Prohibition on the use of forex in domestic transactions

SIs 212 and 213/2019 have already been covered in Bill Watch 50/2019 dated 29th September.

SI 213/2019, which amends the Exchange Control Act under the powers conferred on the President by the Presidential Powers (Temporary Measures) Act, is the third recent SI open to challenge on the basis of Mlilo’s case.

Gazette of 4th October 2019

Annual registration fees for land surveyors

SI 214/2019 – new fees, stated in ZWL, for land surveyors, land surveyors-in-training and land survey technicians.

Local authority by-laws

SI 215/2017 – Chiredzi Town Council By-laws amending rents and refuse removal charges for the “incorporated area”, i.e., the high density township/s administered by the council.

Customs duty

SI 216/2019 – amendment of the duty rebate for food, soap and cosmetics manufacturers.

SI 217/2019 – a lengthy set of Suspension Regulations giving effect to the Economic Partnership Agreement between the European Community (EC) and Eastern & Southern Africa states (ESA). Veritas is trying to obtain this to post in on the Veritas website.

Collective bargaining agreement: ZESA

SI 218/2019 – temporary interim hardship allowances for ZESA Grades A1 to D2, January to March 2019.

Gazette of 11th October 2019

No statutory instruments were published in this regular Friday gazette.

General Notices

Those interested in the mining sector should note the 32 General Notices from the Mining Affairs Board. These GNs notified applications to the Board for Exclusive Prospecting Orders for a variety of minerals in most of the country’s mining districts. The Board has set a deadline of 1st November for receipt by the Board of any objections to the orders being granted.

Gazette of 18th October 2019

Statutory Instruments

Local authority by-laws – Masvingo RDC and Epworth Local Board

SI 219/2019 – the Masvingo Rural District Council (Environmental and Natural Resources Conservation) By-laws, 2019 is a 32-page set of controls for many aspects of use of land and natural resources within the area of the council.

SI 220/2019 – the Epworth Local Board (Dog Licensing and Control) By-laws, 2019 is marred by a meaningless final section 21 which assumes that section 4 restricts the number of dogs that an individual can own – but neither section 4 nor any other section contains such a restriction.

Defence Forces – Medical Professions Cadets

SI 221/2019 – the Defence (Regular Force) (Nursing, Radiography, Pharmaceuticals, Physiotherapy, Laboratory Science, Veterinary Science and other Medical Professions) (Cadets) Regulations, 2019 is a brief set of regulations for the engagement of cadets studying to qualify for one of the professions listed.

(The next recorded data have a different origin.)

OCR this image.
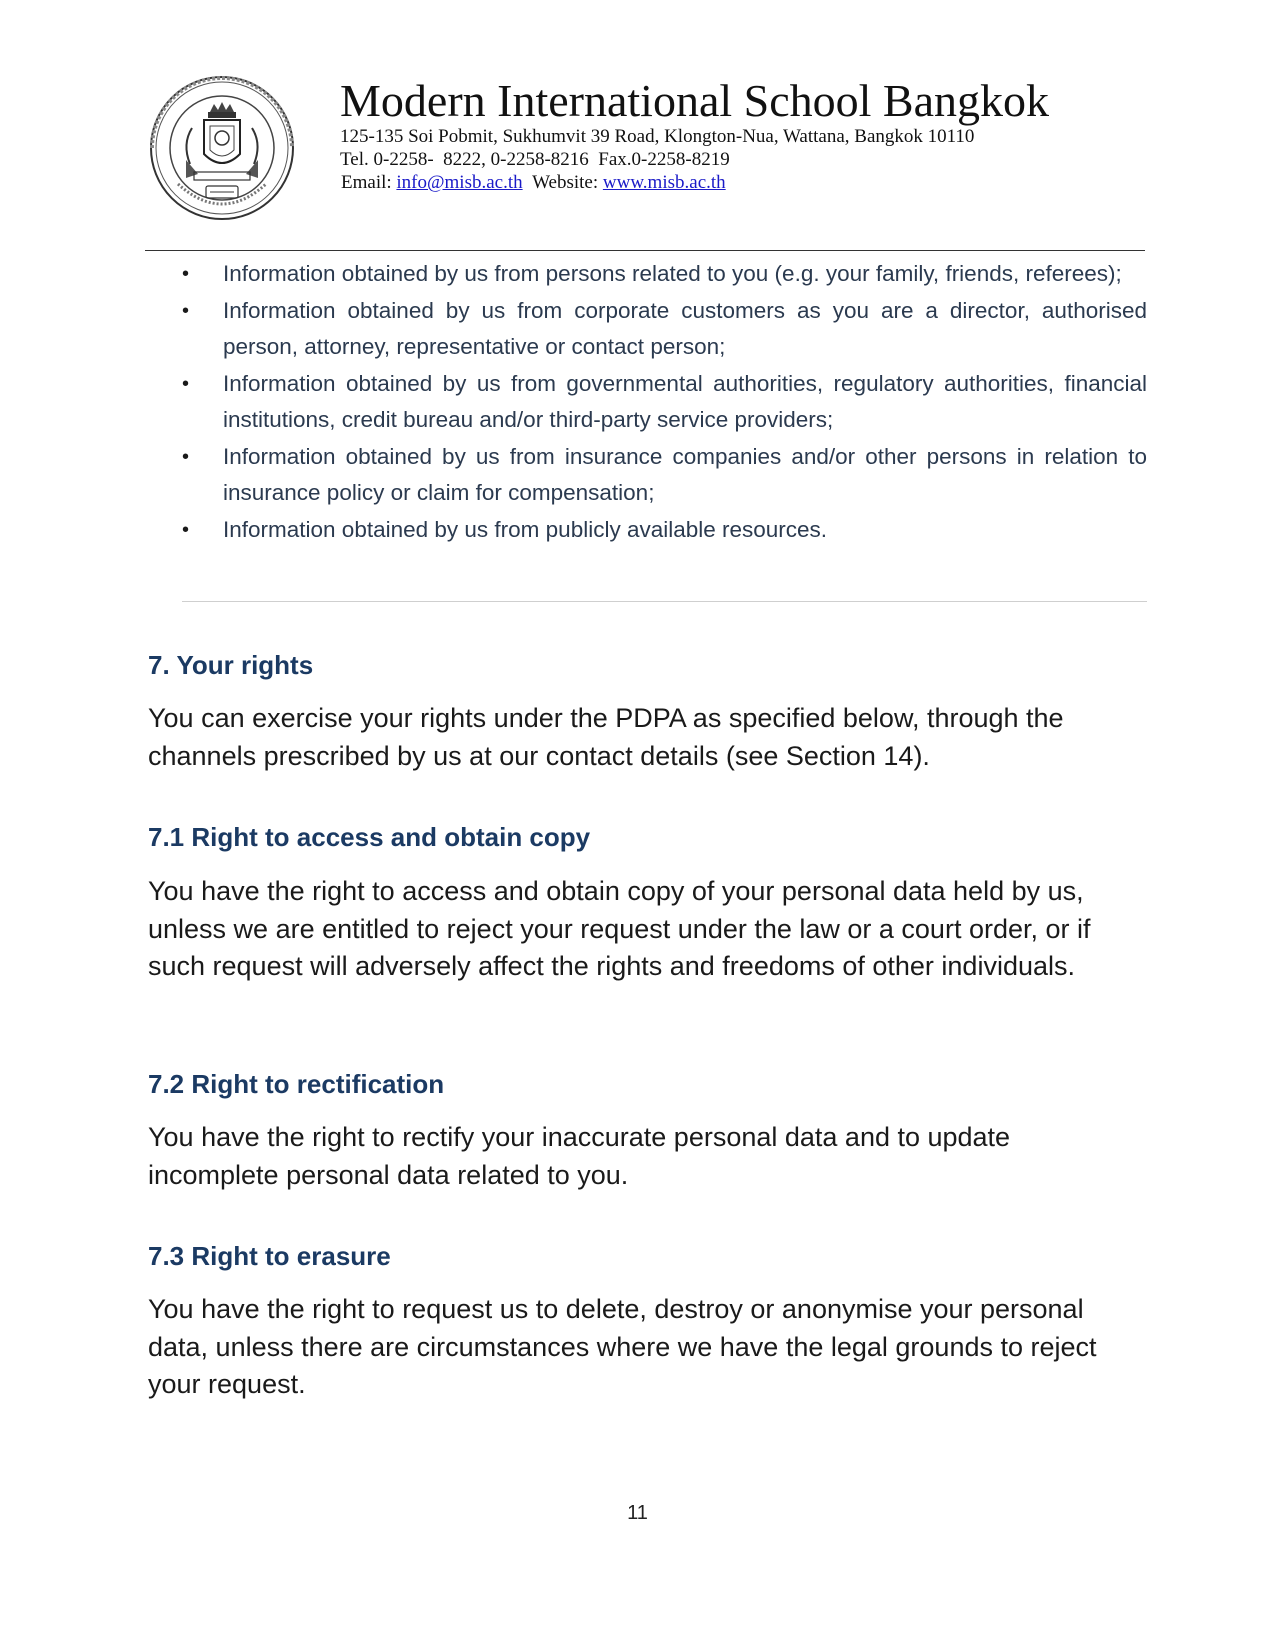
Modern International School Bangkok
125-135 Soi Pobmit, Sukhumvit 39 Road, Klongton-Nua, Wattana, Bangkok 10110
Tel. 0-2258-  8222, 0-2258-8216  Fax.0-2258-8219
Email: info@misb.ac.th Website: www.misb.ac.th
• Information obtained by us from persons related to you (e.g. your family, friends, referees);
• Information obtained by us from corporate customers as you are a director, authorised person, attorney, representative or contact person;
• Information obtained by us from governmental authorities, regulatory authorities, financial institutions, credit bureau and/or third-party service providers;
• Information obtained by us from insurance companies and/or other persons in relation to insurance policy or claim for compensation;
• Information obtained by us from publicly available resources.
7. Your rights
You can exercise your rights under the PDPA as specified below, through the channels prescribed by us at our contact details (see Section 14).
7.1 Right to access and obtain copy
You have the right to access and obtain copy of your personal data held by us, unless we are entitled to reject your request under the law or a court order, or if such request will adversely affect the rights and freedoms of other individuals.
7.2 Right to rectification
You have the right to rectify your inaccurate personal data and to update incomplete personal data related to you.
7.3 Right to erasure
You have the right to request us to delete, destroy or anonymise your personal data, unless there are circumstances where we have the legal grounds to reject your request.
11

Cadets will be engaged as privates, but be subject to specified provisions of the regulations applicable to Defence Force officers. During university/college vacations they will be liable for military duty as determined by the Commander. They will be responsible for all training, registration, living and other expenses incurred while studying. On qualification they will be commissioned and be obliged to serve for a further five years.